At the moment there is conflicting information on this, there have been leaked benchmarks indicating the normal Snapdragon 855, but it would also seem odd for Samsung to launch one version with a new more powerful chipset then keep the older chipset at the same time the Snapdragon 855 Plus has just been announced.

If they do launch it with the normal SD855 there will be quite a bit of difference in performance between the two variations.

If we pretend/hope/pray that the SD855+ variant gets launched then two Geekbench scores have recently leaked that may give an idea of the performance we will see.

One with the Samsung running an Exynos 9825 SoC mated to 8GB RAM and then also recently a ROG Phone 2 which uses the Snapdragon 855+ though this is paired with 12GB of RAM.

Due to the RAM differences and different manufactueres, the comparisons are not 100% accurate but we can get an idea of how they compare.

The Exynos 9825 manages to score an impressing single-core score of 4495 and then a multi-core score of 10223. In comparison, the Galaxy S10+ with its Exynos 9820 is listed with a single-core score of 4357 and the multi-core score of 10045 points. 

At the moment we don’t know how the Exynos 9825 differs exactly from the Exynos 9820. The benchmarks list a base frequency of 1.95 GHz but this is what is used by the smaller cores and it is likely the powerful cores that are overclocked.

The current Exynos 9820 SoC integrates three clusters of processor cores with different architectures.
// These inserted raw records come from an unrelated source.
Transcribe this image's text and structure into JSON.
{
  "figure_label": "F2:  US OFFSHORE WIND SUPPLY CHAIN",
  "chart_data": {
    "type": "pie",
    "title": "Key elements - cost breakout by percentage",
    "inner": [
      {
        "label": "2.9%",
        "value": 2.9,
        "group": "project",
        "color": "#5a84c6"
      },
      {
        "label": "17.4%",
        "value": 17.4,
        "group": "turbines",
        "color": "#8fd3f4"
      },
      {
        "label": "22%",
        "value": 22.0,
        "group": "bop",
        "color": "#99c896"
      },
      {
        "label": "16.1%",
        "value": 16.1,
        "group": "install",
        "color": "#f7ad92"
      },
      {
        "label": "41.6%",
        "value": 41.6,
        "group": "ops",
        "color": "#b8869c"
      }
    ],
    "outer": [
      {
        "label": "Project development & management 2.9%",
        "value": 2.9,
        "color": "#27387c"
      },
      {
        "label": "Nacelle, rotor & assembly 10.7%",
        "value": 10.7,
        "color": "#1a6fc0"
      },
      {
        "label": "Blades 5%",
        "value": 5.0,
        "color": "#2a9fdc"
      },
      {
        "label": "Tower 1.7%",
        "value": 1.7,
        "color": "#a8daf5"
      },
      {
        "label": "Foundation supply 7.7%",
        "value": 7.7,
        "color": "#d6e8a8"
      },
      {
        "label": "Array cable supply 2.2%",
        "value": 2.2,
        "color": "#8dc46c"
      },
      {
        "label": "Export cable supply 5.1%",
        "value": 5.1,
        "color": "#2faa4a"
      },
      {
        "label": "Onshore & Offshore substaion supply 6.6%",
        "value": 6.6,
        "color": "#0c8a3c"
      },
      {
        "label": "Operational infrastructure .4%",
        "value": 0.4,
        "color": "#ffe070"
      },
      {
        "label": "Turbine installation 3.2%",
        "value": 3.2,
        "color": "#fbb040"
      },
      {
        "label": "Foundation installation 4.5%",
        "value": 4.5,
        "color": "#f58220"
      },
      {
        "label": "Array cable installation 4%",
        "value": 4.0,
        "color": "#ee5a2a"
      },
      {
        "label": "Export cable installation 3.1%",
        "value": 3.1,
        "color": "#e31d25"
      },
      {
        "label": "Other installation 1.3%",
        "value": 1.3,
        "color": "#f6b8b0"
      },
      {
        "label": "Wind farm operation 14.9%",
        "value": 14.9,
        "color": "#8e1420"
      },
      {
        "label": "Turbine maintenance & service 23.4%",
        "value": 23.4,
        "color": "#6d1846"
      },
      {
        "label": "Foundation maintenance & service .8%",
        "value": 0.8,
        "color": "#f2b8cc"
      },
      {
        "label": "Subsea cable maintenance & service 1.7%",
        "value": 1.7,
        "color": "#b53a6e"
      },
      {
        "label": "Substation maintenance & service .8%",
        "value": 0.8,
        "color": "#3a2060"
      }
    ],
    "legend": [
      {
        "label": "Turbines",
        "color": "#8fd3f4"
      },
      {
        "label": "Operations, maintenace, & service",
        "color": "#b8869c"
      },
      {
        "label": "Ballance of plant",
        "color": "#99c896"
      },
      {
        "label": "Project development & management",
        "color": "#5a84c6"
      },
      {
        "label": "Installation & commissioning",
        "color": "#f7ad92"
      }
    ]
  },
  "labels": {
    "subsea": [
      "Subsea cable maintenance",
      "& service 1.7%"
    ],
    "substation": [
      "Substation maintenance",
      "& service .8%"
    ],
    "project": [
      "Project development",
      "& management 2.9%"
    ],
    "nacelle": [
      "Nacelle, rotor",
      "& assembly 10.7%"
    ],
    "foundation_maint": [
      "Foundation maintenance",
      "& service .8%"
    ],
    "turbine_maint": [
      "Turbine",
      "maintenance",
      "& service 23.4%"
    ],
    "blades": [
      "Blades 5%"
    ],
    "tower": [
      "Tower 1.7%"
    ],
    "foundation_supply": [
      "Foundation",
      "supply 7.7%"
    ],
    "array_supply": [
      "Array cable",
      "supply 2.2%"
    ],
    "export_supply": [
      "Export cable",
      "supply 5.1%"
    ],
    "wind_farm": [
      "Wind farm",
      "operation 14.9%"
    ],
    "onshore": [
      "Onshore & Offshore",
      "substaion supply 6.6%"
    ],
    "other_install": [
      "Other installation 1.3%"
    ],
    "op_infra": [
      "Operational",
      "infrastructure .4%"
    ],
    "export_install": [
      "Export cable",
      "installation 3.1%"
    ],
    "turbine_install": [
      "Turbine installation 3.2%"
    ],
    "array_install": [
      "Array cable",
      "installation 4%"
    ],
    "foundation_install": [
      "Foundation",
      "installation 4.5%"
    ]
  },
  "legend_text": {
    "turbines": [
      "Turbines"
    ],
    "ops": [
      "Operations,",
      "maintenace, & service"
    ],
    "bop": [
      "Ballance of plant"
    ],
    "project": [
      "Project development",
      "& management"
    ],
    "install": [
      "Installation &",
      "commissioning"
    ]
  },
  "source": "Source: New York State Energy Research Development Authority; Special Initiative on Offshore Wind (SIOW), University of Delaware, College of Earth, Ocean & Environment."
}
Two big Samsung custom M4 cores clock up to 2.7 GHz and deliver peak performance. Two additional ARM Cortex-A75 cores are also for performance tasks and clock at up to 2.3 GHz. Finally, four small and power-efficient ARM-Cortex A55 cores clock at up to 1.9 GHz are in the third cluster. 

The Snapdragon 855+ on the ROG Phone 2 scores a much lower single-core speed of 3616 but then surpasses it with the multi-core performance with 11103. The SD855+ is the same as the normal SD855 but one “prime” core running at 2.96GHz (up from 2.84GHz), three other big cores (the A76-based Kryo 485 Gold) at 2.42GHz and then the four small cores.

The current fastest Android phone on Geekbench is the Black Shark 2 which has the normal Snapdragon 855 and has a score of 3428 for single-score and 10771 multi-core points.